Moreover, can anyone please suggest some reference or literature for the Random graph? I am following Random Graphs - Svante, Łuczak, Rucinski and Random Graphs by Béla Bollobásbook (which is generally instructed to follow) but I am finding it a bit advance for my level. What I am looking for is something that shows how probability methods are used in Random graphs and have vast examples for the same (since I am not able to get the intuition of solving various random graphs related numerical even though I can understand various solved lemmas).

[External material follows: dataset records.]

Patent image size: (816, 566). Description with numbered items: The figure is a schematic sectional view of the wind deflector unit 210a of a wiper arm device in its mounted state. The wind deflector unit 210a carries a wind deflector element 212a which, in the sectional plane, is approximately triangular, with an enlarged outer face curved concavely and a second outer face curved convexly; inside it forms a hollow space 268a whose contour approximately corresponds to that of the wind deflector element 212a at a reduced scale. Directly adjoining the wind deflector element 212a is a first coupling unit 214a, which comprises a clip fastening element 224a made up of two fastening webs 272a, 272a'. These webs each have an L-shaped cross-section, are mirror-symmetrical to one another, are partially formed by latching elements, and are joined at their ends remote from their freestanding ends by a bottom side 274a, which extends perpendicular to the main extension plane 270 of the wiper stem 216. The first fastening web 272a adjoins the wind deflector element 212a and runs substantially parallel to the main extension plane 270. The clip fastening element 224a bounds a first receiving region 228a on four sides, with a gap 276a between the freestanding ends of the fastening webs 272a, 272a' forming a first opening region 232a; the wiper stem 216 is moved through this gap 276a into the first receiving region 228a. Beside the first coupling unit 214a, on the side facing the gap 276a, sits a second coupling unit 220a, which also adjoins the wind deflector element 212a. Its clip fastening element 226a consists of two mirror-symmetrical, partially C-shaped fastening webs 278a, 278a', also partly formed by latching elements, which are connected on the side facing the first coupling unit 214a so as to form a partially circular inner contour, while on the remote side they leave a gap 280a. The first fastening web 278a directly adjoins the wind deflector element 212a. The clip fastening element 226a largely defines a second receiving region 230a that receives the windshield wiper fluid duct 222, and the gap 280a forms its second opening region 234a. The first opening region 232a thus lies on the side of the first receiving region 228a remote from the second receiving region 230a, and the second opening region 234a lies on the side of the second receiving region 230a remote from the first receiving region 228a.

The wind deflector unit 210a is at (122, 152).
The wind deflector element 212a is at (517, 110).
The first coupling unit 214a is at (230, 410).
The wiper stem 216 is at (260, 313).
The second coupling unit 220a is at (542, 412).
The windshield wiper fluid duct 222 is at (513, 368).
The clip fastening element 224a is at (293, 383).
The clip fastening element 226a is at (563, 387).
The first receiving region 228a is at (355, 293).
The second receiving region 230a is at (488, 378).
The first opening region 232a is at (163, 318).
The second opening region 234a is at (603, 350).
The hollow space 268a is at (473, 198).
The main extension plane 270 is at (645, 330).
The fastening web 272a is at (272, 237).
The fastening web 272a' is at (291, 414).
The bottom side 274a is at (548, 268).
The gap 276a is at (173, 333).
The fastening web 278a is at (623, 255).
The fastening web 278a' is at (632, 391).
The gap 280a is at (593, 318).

• Would you mind clarifying the first question a little bit? For example, what is $m(N)$? Also, adding a little bit of background will be helpful, like why you'd like to solve this or what have you tried etc. – Suman Chakraborty Mar 22 at 11:06
• @SumanChakraborty sorry, there was a typo error. I rectified it. The random graph is part of my course so I am studying this. We were instructed to follow the mentioned books. And there are a lot of numerical involved like the one I am trying to solve which we need to find out by ourselves. – Violet Mar 22 at 11:34
• @SumanChakraborty But I am not able to grasp the various ideas involved in RG. Like as I mentioned I do not know why certain lemmas or prove are solved in a particular way. IDK if there is a gap that needed to be filled or I have to read more. – Violet Mar 22 at 11:37
• My favorite reference is Introduction to Random Graphs by Frieze and Karonski, which can be found on Alan Frieze's website. It's worth checking out to see if it clicks for you. Alon and Spencer's Probabilistic Method also has some material on random graphs in between other things that you'll certainly find useful. – Misha Lavrov Mar 22 at 12:33
• @MishaLavrov I agree. These two books are also very nice!! – Suman Chakraborty Mar 22 at 12:39

You want to evaluate $$P(\xi=s)={N \choose s}\left(\frac{s}{N}\right)^{s}\left(1-\frac{s}{N}\right)^{N-s}$$
Now you know $${N \choose s} \leq \left(\frac{eN}{s}\right)^s,$$ and $$\left(1-\frac{s}{N}\right)^{N-s} = \exp\left( (N-s) \ln{\left(1-\frac{s}{N}\right)}\right) \leq \exp\left( -(N-s) \frac{s}{N}\right),$$ last inequality follows from $$\ln(1-x) \leq -x$$ for $$x\in (0,1)$$. Note that you will be done if $$(N-s) \frac{s}{N}\to \infty$$ as $$N\to \infty$$. Now there can be two cases:
1. $$s/N \to 0$$. Then $$(1-\frac{s}{N}) {s}\to \infty$$ since $$s\to \infty$$.
2. $$s/N \not\to 0$$. Then $$(N-s) \frac{s}{N}\to \infty$$ since $$N-s \to \infty$$.